Онуфрий степенно ждал, пока Бутнару переводил, потом стал смущенно рыться в карманах.

— Ну и дела, — пробормотал он. — Ты объясни ему, Гриша, что у нас любой труд оплачивается. Но за сундучки неудобно платить деньгами. Ведь он нам сделал вроде подарка. Какой же подарок мы можем ему сделать? У солдата ничего нет, кроме ружья… Вот, Фридрих, получай, это от меня, — старый солдат вертел в пальцах свой фарфоровый мундштук.

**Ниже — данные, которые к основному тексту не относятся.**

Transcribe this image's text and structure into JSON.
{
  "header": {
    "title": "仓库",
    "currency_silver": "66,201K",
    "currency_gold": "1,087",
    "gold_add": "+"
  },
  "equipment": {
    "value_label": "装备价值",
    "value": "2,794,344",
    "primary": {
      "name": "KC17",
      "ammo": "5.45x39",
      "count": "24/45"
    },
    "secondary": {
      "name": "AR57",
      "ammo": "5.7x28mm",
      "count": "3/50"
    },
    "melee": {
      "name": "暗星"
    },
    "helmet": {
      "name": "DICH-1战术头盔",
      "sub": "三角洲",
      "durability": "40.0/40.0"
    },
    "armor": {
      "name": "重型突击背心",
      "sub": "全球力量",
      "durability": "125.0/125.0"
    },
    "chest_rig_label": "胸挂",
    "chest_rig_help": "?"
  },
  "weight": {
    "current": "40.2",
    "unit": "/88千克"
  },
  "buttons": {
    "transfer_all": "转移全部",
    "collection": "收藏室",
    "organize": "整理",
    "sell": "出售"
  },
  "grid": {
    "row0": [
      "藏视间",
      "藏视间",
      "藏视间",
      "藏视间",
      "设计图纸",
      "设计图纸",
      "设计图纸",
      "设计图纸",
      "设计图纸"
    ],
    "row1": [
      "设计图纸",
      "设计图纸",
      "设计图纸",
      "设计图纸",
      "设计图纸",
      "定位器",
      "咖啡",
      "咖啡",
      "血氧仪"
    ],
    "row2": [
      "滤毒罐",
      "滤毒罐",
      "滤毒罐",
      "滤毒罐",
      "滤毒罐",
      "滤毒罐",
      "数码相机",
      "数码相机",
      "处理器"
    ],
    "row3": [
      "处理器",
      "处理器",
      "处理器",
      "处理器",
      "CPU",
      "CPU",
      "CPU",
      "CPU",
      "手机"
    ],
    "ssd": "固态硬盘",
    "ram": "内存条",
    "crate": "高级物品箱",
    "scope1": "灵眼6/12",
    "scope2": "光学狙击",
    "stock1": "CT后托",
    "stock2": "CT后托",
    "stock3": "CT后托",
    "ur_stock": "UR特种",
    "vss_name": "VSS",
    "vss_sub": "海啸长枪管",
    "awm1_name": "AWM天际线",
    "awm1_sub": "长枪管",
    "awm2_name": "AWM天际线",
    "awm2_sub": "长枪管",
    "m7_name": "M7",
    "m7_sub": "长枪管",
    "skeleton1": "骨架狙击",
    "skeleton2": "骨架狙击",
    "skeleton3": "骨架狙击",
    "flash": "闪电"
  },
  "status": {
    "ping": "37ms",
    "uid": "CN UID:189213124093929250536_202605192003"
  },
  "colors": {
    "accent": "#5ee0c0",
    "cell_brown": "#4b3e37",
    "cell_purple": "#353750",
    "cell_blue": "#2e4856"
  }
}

Хельберт тогда вовремя спохватился и нашел в себе присутствие духа поблагодарить украинца за подарок и отказаться. Нет, он не лишил Онуфрия его мундштука, да и вообще с тех пор прошло несколько недель, и он ни разу об этом не вспомнил. Однако после этой встречи Фриц незаметно для самого себя привык к доверчивому отношению солдат. Теперь он думал обо всем этом с каким-то двойственным, неясным чувством: "Что за дьявольщина, — думал он, завершая стог. — Эти русские солдаты, Онуфэр и остальные, его смертельные враги, вполне доверяют ему, а эта старая кляча, немец с головы до пят, служивший всю жизнь лакеем у барона фон Клибера, нет, он не доверяет. Даже презирает его. Да, теперь нечего и думать, чтобы Иоганн доверял такому человеку, как он".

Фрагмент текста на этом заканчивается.